A third generation of an estimated 800 to 1,000 Al Qaeda (search) terrorists -- mainly suicide attackers based on several continents -- is preparing strikes against tourist and economic targets worldwide, a French terrorism expert said Tuesday.

Roland Jacquard, a French consultant to the United Nations, said the new generation of terrorists is unpredictable, hard to track and ready to strike.

Jacquard took part in preparing a report for a U.N. Security Council (search) committee monitoring sanctions against Al Qaeda and the Taliban (search). In a telephone interview, he said the estimate of 800 to 1,000 terrorists in the new generation was his figure and would not appear in the U.N. report scheduled for release next week.

"The U.N. report explains...that the risk of terrorism remains very, very present," said Jacquard, author of several books on terrorism and head of the privately funded International Terrorism Observatory, based in Paris.

Jacquard said, the first generation of Al Qaeda was the original group based in Afghanistan. It spawned the second generation -- those who carried out the Sept. 11, 2001, terror attacks in the United States.

"Today, Al Qaeda has become a terrorist organization that no longer reacts in pyramid fashion," Jacquard said, referring to the highly structured organization headed by Usama bin Laden that handed out orders from the top and followed a strategy.

Now, he said, it works "in concentric circles," with each layer acting independently of the other.

"It is more dangerous as each group chooses its target."
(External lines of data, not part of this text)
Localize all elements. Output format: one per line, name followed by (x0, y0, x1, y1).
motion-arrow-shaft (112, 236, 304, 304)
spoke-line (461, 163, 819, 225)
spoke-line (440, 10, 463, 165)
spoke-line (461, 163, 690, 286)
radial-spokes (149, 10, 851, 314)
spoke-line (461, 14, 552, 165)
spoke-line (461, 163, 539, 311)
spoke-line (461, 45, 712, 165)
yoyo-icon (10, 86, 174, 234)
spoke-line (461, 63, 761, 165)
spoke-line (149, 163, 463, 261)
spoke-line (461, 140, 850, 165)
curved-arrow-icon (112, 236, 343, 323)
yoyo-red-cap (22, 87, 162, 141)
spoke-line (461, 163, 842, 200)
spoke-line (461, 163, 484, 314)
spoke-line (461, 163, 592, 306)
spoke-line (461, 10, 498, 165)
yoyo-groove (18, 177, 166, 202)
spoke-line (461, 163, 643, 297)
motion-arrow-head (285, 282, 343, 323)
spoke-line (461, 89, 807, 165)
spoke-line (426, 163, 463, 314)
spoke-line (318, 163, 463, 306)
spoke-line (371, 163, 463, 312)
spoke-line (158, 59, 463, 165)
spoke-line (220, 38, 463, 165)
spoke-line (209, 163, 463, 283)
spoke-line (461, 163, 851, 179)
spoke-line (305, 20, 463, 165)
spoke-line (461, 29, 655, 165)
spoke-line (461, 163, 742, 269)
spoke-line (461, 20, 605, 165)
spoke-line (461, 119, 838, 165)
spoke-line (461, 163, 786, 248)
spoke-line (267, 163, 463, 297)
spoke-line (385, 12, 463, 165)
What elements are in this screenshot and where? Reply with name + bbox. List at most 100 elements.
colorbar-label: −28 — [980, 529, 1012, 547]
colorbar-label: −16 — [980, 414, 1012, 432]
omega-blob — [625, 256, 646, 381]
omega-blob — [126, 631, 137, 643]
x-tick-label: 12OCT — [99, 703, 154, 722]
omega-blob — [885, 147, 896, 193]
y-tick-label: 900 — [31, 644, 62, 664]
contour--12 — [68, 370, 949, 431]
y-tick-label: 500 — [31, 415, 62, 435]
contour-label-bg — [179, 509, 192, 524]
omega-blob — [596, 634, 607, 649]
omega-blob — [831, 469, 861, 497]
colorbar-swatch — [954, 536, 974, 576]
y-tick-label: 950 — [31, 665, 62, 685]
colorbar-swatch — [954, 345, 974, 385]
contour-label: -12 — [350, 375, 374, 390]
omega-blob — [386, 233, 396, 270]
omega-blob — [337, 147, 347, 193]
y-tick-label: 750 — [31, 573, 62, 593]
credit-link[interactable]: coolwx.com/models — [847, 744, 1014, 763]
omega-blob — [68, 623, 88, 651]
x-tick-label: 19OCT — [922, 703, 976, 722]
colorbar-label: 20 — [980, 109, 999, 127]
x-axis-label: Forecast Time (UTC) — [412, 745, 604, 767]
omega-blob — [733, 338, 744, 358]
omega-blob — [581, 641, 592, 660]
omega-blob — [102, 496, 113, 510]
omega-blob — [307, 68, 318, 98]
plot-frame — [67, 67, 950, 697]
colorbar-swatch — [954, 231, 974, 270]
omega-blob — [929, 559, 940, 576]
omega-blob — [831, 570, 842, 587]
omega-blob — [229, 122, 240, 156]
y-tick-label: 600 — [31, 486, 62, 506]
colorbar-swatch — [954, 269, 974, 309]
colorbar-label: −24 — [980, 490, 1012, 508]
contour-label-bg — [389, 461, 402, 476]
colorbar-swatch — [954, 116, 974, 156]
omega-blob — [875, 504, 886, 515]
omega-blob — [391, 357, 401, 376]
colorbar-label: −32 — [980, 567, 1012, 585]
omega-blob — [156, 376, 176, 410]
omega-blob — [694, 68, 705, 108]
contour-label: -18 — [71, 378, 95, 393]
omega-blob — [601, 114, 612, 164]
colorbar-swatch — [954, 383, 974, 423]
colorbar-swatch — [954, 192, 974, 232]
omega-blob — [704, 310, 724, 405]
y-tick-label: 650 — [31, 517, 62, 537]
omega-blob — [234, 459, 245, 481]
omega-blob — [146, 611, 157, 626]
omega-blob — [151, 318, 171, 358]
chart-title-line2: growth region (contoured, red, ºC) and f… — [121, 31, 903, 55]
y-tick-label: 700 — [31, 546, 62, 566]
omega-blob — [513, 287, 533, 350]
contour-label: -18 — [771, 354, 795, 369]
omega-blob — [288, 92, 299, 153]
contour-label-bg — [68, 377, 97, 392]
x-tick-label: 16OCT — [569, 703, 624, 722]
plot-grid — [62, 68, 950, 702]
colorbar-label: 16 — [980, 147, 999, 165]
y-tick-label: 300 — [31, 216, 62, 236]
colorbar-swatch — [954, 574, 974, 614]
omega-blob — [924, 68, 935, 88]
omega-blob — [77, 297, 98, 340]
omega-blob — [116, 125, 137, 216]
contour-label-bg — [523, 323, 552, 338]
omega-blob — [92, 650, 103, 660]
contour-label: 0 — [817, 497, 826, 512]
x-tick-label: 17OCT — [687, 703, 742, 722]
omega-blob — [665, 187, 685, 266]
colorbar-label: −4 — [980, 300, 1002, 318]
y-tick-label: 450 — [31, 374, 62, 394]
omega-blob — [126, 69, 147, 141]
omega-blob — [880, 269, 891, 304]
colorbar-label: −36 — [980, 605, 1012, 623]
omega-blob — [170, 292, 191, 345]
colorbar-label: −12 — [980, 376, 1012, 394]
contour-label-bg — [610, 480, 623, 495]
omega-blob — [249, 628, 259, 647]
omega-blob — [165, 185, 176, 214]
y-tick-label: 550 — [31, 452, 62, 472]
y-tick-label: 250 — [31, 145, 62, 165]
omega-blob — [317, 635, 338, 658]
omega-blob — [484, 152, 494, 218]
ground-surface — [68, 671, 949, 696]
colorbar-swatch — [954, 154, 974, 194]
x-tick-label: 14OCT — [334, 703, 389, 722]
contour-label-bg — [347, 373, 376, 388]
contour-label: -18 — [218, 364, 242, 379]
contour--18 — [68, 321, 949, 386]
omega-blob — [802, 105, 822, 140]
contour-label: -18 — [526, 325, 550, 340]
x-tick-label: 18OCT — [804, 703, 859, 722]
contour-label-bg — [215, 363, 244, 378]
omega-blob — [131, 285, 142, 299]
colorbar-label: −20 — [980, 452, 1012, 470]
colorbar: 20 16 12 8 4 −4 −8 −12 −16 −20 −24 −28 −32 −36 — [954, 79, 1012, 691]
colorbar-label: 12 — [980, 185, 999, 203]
Al Qaeda "has completely changed its nature" since the Sept. 11 attacks, Jacquard said. "Today, Al Qaeda is just a label, a symbol."

The new generation of terrorists is "ready to carry out self-managed, self-financed attacks. ... These are groups that will be difficult to penetrate, difficult to understand their motivation and who will be unpredictable," Jacquard said.

Economic and tourist sites, "which widen the message field," are the targets of choice, he said. He noted the April 2002 attack on an ancient Jewish synagogue on the Tunisian resort island of Djerba that killed 21 people, mainly tourists, and the Oct. 12 bombings of two night clubs in Bali in which 202 people, mainly foreign tourists, died.

French and German officials have publicly linked the Djerba attack to Al Qaeda, and Indonesian authorities suspect that Jemaah Islamiyah, an Al Qaeda-linked militant Islamic group, is behind the Bali bombings.

Jacquard blamed the "third generation" of Al Qaeda for the series of bombings last month in Casablanca that killed 43 people, including a dozen suicide bombers. Moroccan authorities suspect an international connection but have brought forth no evidence to back their theory.